Treatment with an HLA-peptide and cyclosporine A prolongs rat small bowel allograft survival.

Background: The ultimate treatment for severe short bowel syndrome is small bowel transplantation (SBT). Current immunosuppression for SBT is relatively ineffective and toxic. Peptides derived from residues 75-84 of the HLA-B7 molecule are immunomodulatory in vitro, and in rodents, when combined with subtherapeutic doses of cyclosporine (CsA), prolong cardiac and skin allograft survival without altering the recipient's rejection kinetics to third party allografts. We investigated the effects of HLA-B7 peptide fragment in a rat model of SBT.
Methods: Heterotopic allogeneic SBT was performed in Dagouti (RT1a) to Lewis (RT1l) high-responder rat strain combination. B7.75-84 (40 mg/kg/d) and subtherapeutic CsA (10 mg/kg/d) were administered alone, or in combination, by gavage to allograft recipients on days 0 to 4 after SBT. Recipient pretreatment with B7.75-84 on days -14, -12, -10, and -7 followed by subtherapeutic CsA on days 0 to 4 after SBT was also carried out. Graft rejection was determined by the presence of a palpable abdominal mass on daily examination or by loss of more than 10% initial body weight.

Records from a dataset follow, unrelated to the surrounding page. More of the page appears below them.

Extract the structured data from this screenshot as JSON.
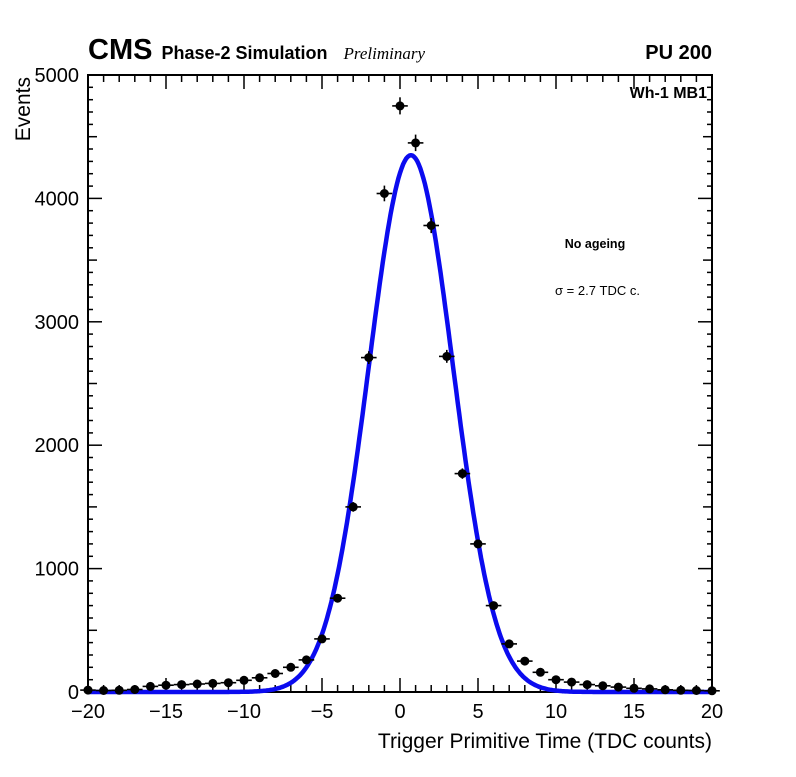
{
  "header": {
    "experiment": "CMS",
    "label": "Phase-2 Simulation",
    "status": "Preliminary",
    "pileup": "PU 200"
  },
  "plot": {
    "chamber_label": "Wh-1 MB1",
    "ageing_label": "No ageing",
    "sigma_label": "σ = 2.7 TDC c."
  },
  "chart_data": {
    "type": "scatter",
    "title": "",
    "xlabel": "Trigger Primitive Time (TDC counts)",
    "ylabel": "Events",
    "xlim": [
      -20,
      20
    ],
    "ylim": [
      0,
      5000
    ],
    "xticks": [
      -20,
      -15,
      -10,
      -5,
      0,
      5,
      10,
      15,
      20
    ],
    "yticks": [
      0,
      1000,
      2000,
      3000,
      4000,
      5000
    ],
    "x_minor_step": 1,
    "y_minor_step": 100,
    "grid": false,
    "legend": "none",
    "points": {
      "x": [
        -20,
        -19,
        -18,
        -17,
        -16,
        -15,
        -14,
        -13,
        -12,
        -11,
        -10,
        -9,
        -8,
        -7,
        -6,
        -5,
        -4,
        -3,
        -2,
        -1,
        0,
        1,
        2,
        3,
        4,
        5,
        6,
        7,
        8,
        9,
        10,
        11,
        12,
        13,
        14,
        15,
        16,
        17,
        18,
        19,
        20
      ],
      "y": [
        15,
        12,
        14,
        20,
        45,
        55,
        60,
        65,
        70,
        75,
        95,
        115,
        150,
        200,
        260,
        430,
        760,
        1500,
        2710,
        4040,
        4750,
        4450,
        3780,
        2720,
        1770,
        1200,
        700,
        390,
        250,
        160,
        100,
        80,
        60,
        50,
        40,
        30,
        25,
        18,
        14,
        12,
        10
      ],
      "x_err": 0.5,
      "y_err": "sqrt",
      "marker": "filled-circle",
      "marker_color": "#000000"
    },
    "fit": {
      "shape": "gaussian",
      "amplitude": 4350,
      "mean": 0.7,
      "sigma": 2.7,
      "color": "#0b0bef",
      "line_width": 4.5
    }
  }
}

Results: Without immunosuppression allografts rejected at a median time of 6 days (range, 5 to 7; n = 7). This was not significantly altered with either CsA therapy alone (median 6 days; range, 6 to 7; n = 6) or B7.75-84 alone (median, 5 days; range, 5 to 6; n = 6). Recipient combination therapy with B7.75-84 and CsA after allografting significantly prolonged allograft survival (median, 11 days; range, 9 to 13; n = 9), as did recipient B7.75-84 pretransplant therapy (median, 10 days; range, 9 to 12; n = 6), when administered over a 2-week period before allografting.
Conclusion: Post-SBT recipient treatment with B7.75-84 produced statistically significant improvement in allograft survival only after combination with subtherapeutic CsA. Recipient pre-SBT treatment with B7.75-84 alone however, resulted in statistically significant improvement in allograft survival in combination with post-SBT subtherapeutic CsA. These synergistic effects may be valuable in achieving improved SBT survival clinically and warrant further exploration.